Question

A cubical block of side $L$ rests on a rough horizontal surface with a coefficient of friction $\mu$. A horizontal force $F$ is applied on the block as shown. If the coefficient of friction is sufficiently high so that the block does not slide before toppling, find the minimum force required to topple the block.

A) Infinitesimal
B) $\dfrac{{mg}}{4}$
C) $\dfrac{{mg}}{2}$
D) $mg\left( {1 - \mu } \right)$

Answer 1

Here it is mentioned that the block does not slide before toppling. Hence the applied horizontal force is balanced by the frictional force as the block does not slide. Also as the block topples, the line of action of the normal force will shift to the edge O of the block. The torque due to the normal force will be balanced by that due to the applied force and the frictional force. The torque balance equation will help us to derive the minimum force necessary to topple the block.

Formula used:
-The torque acting on a body is given by, $\tau = rF$ where $r$ is the perpendicular distance from the centre of gravity and $F$ is the force acting on the body.

Complete step by step answer.
Step 1: Sketch a figure representing the forces in action as the block topples.

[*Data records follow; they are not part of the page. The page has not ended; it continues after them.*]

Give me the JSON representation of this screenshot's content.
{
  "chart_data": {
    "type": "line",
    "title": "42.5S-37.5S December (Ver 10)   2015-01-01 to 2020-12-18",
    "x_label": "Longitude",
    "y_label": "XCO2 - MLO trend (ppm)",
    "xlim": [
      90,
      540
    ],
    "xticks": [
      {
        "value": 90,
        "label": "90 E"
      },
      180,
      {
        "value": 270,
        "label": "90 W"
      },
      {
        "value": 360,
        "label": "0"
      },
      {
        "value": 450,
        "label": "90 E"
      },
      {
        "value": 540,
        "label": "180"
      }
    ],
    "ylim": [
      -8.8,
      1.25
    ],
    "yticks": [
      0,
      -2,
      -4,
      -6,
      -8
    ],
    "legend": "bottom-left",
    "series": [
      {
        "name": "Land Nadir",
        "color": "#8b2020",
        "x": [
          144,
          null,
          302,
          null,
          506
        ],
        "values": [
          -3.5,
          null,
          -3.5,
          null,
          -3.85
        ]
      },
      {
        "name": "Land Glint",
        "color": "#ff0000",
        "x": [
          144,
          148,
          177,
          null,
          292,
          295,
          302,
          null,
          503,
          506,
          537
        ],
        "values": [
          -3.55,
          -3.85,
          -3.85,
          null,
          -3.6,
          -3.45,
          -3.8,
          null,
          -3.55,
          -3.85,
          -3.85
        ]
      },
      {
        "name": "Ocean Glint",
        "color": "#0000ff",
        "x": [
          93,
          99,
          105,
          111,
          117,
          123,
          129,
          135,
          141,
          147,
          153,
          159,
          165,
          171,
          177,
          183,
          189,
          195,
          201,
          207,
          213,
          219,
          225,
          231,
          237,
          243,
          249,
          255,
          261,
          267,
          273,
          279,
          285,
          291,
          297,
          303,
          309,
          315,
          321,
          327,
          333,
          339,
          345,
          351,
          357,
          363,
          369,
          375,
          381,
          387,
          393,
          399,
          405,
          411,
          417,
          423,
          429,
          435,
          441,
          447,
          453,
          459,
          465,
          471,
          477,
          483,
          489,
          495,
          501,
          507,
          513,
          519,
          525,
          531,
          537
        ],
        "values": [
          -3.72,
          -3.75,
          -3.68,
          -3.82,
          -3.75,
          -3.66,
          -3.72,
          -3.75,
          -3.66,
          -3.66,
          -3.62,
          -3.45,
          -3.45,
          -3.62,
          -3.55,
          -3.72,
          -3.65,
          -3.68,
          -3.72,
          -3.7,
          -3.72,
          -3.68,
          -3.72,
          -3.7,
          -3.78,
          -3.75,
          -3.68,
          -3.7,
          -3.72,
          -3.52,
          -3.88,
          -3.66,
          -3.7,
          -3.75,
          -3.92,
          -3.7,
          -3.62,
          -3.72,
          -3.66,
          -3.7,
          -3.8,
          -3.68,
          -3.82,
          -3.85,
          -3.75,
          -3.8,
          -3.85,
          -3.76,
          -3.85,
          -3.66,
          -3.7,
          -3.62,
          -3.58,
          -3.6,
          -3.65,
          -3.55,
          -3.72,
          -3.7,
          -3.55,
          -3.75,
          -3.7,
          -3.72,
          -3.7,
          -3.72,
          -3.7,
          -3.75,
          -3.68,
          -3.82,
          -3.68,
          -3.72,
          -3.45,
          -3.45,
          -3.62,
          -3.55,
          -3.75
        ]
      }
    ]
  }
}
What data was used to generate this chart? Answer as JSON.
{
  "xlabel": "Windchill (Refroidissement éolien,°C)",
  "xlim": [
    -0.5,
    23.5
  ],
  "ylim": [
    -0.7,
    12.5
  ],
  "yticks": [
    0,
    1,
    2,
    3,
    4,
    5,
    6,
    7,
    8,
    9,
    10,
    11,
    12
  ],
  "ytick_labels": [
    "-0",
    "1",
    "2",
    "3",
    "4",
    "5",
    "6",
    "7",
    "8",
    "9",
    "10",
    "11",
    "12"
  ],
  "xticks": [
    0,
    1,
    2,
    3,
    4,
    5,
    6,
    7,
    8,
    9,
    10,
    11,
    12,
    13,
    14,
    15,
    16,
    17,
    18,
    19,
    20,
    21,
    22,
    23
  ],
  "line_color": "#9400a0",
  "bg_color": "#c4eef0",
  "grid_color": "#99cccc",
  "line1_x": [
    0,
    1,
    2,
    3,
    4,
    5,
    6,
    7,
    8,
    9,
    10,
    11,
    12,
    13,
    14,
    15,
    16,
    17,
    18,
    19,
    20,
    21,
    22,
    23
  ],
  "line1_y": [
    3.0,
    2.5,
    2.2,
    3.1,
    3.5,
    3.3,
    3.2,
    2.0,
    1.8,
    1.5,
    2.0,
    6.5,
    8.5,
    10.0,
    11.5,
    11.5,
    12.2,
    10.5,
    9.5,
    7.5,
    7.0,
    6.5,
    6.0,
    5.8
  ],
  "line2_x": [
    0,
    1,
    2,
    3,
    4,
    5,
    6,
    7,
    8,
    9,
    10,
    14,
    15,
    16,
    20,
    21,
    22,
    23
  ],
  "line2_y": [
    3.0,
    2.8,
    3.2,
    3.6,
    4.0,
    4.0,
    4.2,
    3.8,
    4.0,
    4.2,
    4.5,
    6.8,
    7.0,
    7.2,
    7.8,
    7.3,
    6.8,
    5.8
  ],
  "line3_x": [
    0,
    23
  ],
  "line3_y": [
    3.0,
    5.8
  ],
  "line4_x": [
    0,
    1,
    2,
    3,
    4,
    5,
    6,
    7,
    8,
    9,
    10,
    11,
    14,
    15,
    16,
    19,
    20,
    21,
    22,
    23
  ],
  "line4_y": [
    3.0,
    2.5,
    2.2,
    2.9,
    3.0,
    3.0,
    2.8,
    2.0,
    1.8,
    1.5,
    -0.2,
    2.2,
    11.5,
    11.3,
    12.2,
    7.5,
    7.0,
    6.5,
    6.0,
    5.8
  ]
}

Figure a represents the forces acting on the block before toppling and figure b represents the force acting on the block when it topples.
Here the forces acting on the block are the applied horizontal force $F$, the frictional force $f$, the normal force $N$ and the weight of the block $W = mg$ .
Since no sliding, $F = f$ and also, $N = mg$ .
As the block starts to topple the normal force shifts to the edge O of the block and so the perpendicular distance from the centre of gravity becomes $\dfrac{L}{2}$ as shown in figure b.
Then the torque acting in the clockwise direction will be ${\tau _{clock}} = F\dfrac{L}{2} + f\dfrac{L}{2}$ -------- (1).
The torque acting in the anticlockwise direction will be ${\tau _{anticlock}} = N\dfrac{L}{2}$ --------- (2).
We have to find the minimum applied force for which the block topples.
Step 2: Express the torque balance equation of the block.
The torque balance equation can be expressed as ${\tau _{clock}} = {\tau _{anticlock}}$ -------- (3)
Substituting equations (1) and (2) in equation (3) we get, $F\dfrac{L}{2} + f\dfrac{L}{2} = N\dfrac{L}{2}$
$\Rightarrow F + f = N$
Substituting for $F = f$ and $N = mg$ in the above expression we get, $F + F = mg$
$\Rightarrow F = \dfrac{{mg}}{2}$
$\therefore$ the minimum force required to topple the block will be $F = \dfrac{{mg}}{2}$ .

So the correct option is C.

Note: Here the applied force and the frictional force constitute a couple of equal forces acting in opposite directions and result in a torque in the clockwise direction. The normal force at the edge O of the block and the weight of the block will result in a torque acting in the anticlockwise direction. The perpendicular distance from the centre of gravity of the block for the applied force and the frictional force is also $\dfrac{L}{2}$ as the block is cubical.